The lock type was changed from threading.Lock() to threading.RLock() (Re-entrant Lock). This allows the same thread to acquire the lock multiple times.

📈 Machine Learning & Analytics

5. "Impossible" AUC-ROC Score (0.9998)

Issue: Label Leakage

Retraining the XGBoost model on the newly generated gold layer data resulted in an AUC-ROC score of 0.9998, which is unrealistically high for predictive maintenance.

Root Cause

Label Leakage: The target variable (is_at_risk) was derived directly from the health_score calculated in SQL. The features used for training were the exact same variables used in the SQL logic. XGBoost effectively reverse-engineered the SQL thresholds rather than learning latent mechanical patterns.

Resolution

Break the direct link: Removed the "cheating" features from the training set.
Introduce Environmental Noise: Added variables like ambient_temperature to the simulator.
Shift to Complex Signals: Used features that require interpretation, such as rate-of-change (max_coolant_temp_delta) and efficiency ratios (maf / rpm).
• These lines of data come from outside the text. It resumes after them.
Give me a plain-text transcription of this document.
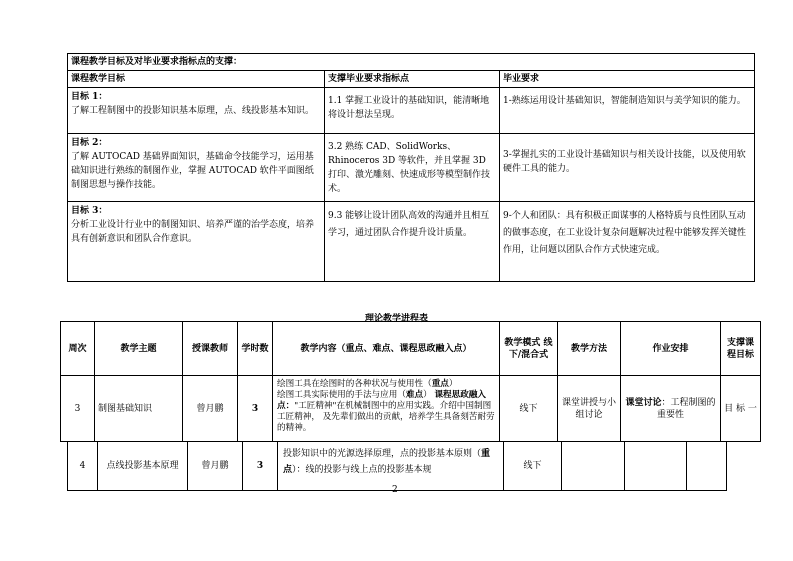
课程教学目标及对毕业要求指标点的支撑：		
课程教学目标	支撑毕业要求指标点	毕业要求

目标 1：
了解工程制图中的投影知识基本原理，点、线投影基本知识。	1.1 掌握工业设计的基础知识，能清晰地将设计想法呈现。	1-熟练运用设计基础知识，智能制造知识与美学知识的能力。

目标 2：
了解 AUTOCAD 基础界面知识，基础命令技能学习，运用基础知识进行熟练的制图作业，掌握 AUTOCAD 软件平面图纸制图思想与操作技能。	3.2 熟练 CAD、SolidWorks、Rhinoceros 3D 等软件，并且掌握 3D 打印、激光雕刻、快速成形等模型制作技术。	3-掌握扎实的工业设计基础知识与相关设计技能，以及使用软硬件工具的能力。

目标 3：
分析工业设计行业中的制图知识、培养严谨的治学态度，培养具有创新意识和团队合作意识。	9.3 能够让设计团队高效的沟通并且相互学习，通过团队合作提升设计质量。	9-个人和团队：具有积极正面谋事的人格特质与良性团队互动的做事态度，在工业设计复杂问题解决过程中能够发挥关键性作用，让问题以团队合作方式快速完成。
理论教学进程表
周次	教学主题	授课教师	学时数	教学内容（重点、难点、课程思政融入点）	教学模式 线下/混合式	教学方法	作业安排	支撑课程目标
3	制图基础知识	曾月鹏	3	绘图工具在绘图时的各种状况与使用性（重点）
绘图工具实际使用的手法与应用（难点） 课程思政融入点："工匠精神"在机械制图中的应用实践。介绍中国制图工匠精神， 及先辈们做出的贡献，培养学生具备刻苦耐劳的精神。	线下	课堂讲授与小组讨论	课堂讨论：工程制图的重要性	目 标 一
4	点线投影基本原理	曾月鹏	3	投影知识中的光源选择原理，点的投影基本原则（重点）：线的投影与线上点的投影基本规	线下			
2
📊 Dashboard & Visualization

6. Dashboard Time-Drift (UTC vs. Local Time)

Issue: Empty Panels

After setting up the Grafana dashboard, all "Last 1 hour" panels appeared empty even though the simulator and consumer were running.

Root Cause

Timestamp Mismatch: The simulator was using local system time, while ClickHouse and Grafana default to UTC. This created a 5.5-hour gap, making live data appear to Grafana as being in the future.

Resolution

The simulator's format_telemetry method was updated to use explicit UTC timestamps using datetime.now(timezone.utc).isoformat().

7. Grafana ClickHouse DataSource: "Invalid Server Host"

Issue: 400 Connection Error

Grafana failed to connect to ClickHouse with a 400 error: invalid server host. Either empty or not set.

Root Cause

While the url field was provided in the provisioning YAML, the grafana-clickhouse-datasource plugin requires the server and port fields to be explicitly defined within the jsonData block.

Resolution

The clickhouse.yml provisioning file was updated to include both the top-level URL and the explicit jsonData fields (server, port, protocol).